Virtual Health and Workflow
Let’s start with some changes:
First, it’s expected many CMS telehealth waivers enacted during the crisis will be rolled back — HIPAA compliance will be enforced and security issues re-addressed. Other waivers may stick — originating sites could be a thing of the past. Integration begins here.
Second, patient expectations have changed. Waiting on hold to make an appointment, extended time off from work, and waiting room magazines will largely disappear. Patients expect the “there’s an app for that” experience and the same practice management “machine” to be running no matter the visit modality.

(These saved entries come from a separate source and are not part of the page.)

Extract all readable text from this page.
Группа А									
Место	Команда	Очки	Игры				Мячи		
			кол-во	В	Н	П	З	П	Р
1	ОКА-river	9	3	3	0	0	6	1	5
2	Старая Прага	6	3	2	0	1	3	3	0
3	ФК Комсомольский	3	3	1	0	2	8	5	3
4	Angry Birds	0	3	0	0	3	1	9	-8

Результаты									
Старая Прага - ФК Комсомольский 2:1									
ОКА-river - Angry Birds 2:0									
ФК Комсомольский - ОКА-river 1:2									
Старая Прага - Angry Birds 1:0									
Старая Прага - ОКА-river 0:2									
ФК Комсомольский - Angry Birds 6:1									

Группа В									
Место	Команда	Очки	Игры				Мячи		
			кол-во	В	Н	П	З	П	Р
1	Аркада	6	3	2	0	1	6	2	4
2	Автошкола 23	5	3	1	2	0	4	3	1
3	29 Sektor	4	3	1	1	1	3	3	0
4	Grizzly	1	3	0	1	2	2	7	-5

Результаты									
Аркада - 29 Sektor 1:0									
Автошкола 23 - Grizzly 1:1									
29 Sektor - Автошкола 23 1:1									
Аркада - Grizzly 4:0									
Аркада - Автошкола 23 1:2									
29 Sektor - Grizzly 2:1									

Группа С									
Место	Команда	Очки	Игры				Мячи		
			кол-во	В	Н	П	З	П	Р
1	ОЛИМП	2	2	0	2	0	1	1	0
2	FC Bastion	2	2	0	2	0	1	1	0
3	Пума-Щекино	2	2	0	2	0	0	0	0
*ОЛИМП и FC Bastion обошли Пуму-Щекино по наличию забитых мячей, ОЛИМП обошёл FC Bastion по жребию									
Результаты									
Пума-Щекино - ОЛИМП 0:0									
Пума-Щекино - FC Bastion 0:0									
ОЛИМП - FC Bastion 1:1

Third, the practice environment will change. While the goal of providing excellent healthcare remains, there’ll be many channels in which to provide it. This includes face-to-face, asynchronous and synchronous telemedicine channels, and evolving chronic disease and population management capabilities. All require new practice workflows.
But as exciting as these changes are, imagine a physician using a telemedicine platform to take notes during an e-visit and later having to reenter those notes in the practice management or EHR system. Or need a different application to order scrips or labs. Billings, co-pays, appointments, and follow-ups presenting their own challenges. PDFs (a common workaround) have to go somewhere with required actions taken, all necessitating additional changes in workflows.
Healthcare practices that adapt to regulatory and patient changes, and who strategically manage practice channels will see more patients, deliver better outcomes, make more money with less overhead, and can even enjoy more balanced lives. The secret sauce will be in your workflows.